Lattice Boltzmann modeling of wall-bounded ternary fluid flows

TL;DR

This paper introduces a wetting boundary scheme within the lattice Boltzmann method for simulating ternary fluid flows near solid surfaces, demonstrating its effectiveness through various flow problems and an impact study on a solid cylinder.

Contribution

It develops a physically consistent wetting boundary scheme for ternary fluids in lattice Boltzmann simulations, enabling accurate modeling of complex fluid-solid interactions.

Findings

The scheme accurately simulates spreading and shear of ternary fluids.

Results agree well with analytical and existing numerical solutions.

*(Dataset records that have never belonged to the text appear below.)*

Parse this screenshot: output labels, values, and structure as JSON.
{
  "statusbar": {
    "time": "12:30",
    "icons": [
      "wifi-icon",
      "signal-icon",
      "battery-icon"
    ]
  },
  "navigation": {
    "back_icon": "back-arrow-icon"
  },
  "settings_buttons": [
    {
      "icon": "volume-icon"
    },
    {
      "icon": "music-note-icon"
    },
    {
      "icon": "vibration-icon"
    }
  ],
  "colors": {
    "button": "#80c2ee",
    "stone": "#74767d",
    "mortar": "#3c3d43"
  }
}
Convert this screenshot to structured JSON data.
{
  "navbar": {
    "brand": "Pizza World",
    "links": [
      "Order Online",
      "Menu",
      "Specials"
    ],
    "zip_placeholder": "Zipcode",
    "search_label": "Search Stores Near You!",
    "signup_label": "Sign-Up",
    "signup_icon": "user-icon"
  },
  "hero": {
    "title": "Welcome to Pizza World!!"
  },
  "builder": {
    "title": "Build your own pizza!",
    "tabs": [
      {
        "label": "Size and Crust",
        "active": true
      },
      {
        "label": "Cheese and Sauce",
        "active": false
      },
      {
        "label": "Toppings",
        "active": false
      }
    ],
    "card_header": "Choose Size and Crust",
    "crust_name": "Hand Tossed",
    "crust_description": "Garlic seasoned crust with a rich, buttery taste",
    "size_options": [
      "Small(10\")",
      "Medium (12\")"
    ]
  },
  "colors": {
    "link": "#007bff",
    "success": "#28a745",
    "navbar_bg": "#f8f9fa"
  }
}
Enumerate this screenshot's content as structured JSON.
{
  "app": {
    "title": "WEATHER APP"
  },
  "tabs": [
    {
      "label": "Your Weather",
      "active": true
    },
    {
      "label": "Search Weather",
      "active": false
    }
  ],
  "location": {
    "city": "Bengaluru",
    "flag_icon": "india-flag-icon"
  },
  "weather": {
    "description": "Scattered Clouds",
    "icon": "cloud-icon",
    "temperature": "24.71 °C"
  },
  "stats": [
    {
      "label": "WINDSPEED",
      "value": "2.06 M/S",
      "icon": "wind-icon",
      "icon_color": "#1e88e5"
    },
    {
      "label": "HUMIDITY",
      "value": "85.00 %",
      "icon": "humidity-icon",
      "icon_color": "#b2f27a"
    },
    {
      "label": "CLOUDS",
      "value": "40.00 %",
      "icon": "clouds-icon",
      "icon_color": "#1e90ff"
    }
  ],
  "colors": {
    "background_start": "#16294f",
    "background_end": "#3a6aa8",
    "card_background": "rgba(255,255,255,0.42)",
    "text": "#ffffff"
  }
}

Wettability and Weber number significantly affect compound drop dynamics.

Abstract

In this paper, a wetting boundary scheme used to describe the interactions among ternary fluids and solid is proposed in the framework of the lattice Boltzmann method. This scheme for three-phase fluids can preserve the reduction consistency property with the diphasic situation such that it could give physically relevant results. Combining this wetting boundary scheme and the lattice Boltzmann (LB) ternary fluid model based on the multicomponent phase-field theory, we simulated several ternary fluid flow problems involving solid substrate, including the spreading of binary drops on the substrate, the spreading of a compound drop on the substrate, and the shear of a compound liquid drop on the substrate. The numerical results are found to be good agreement with the analytical solutions or some available results. Finally, as an application, we use the LB model coupled with the present wetting boundary scheme to numerically investigate the impact of a compound drop on a solid circular cylinder. It is found that the dynamics of a compound drop can be remarkably influenced by the wettability of the solid surface and the dimensionless Weber number.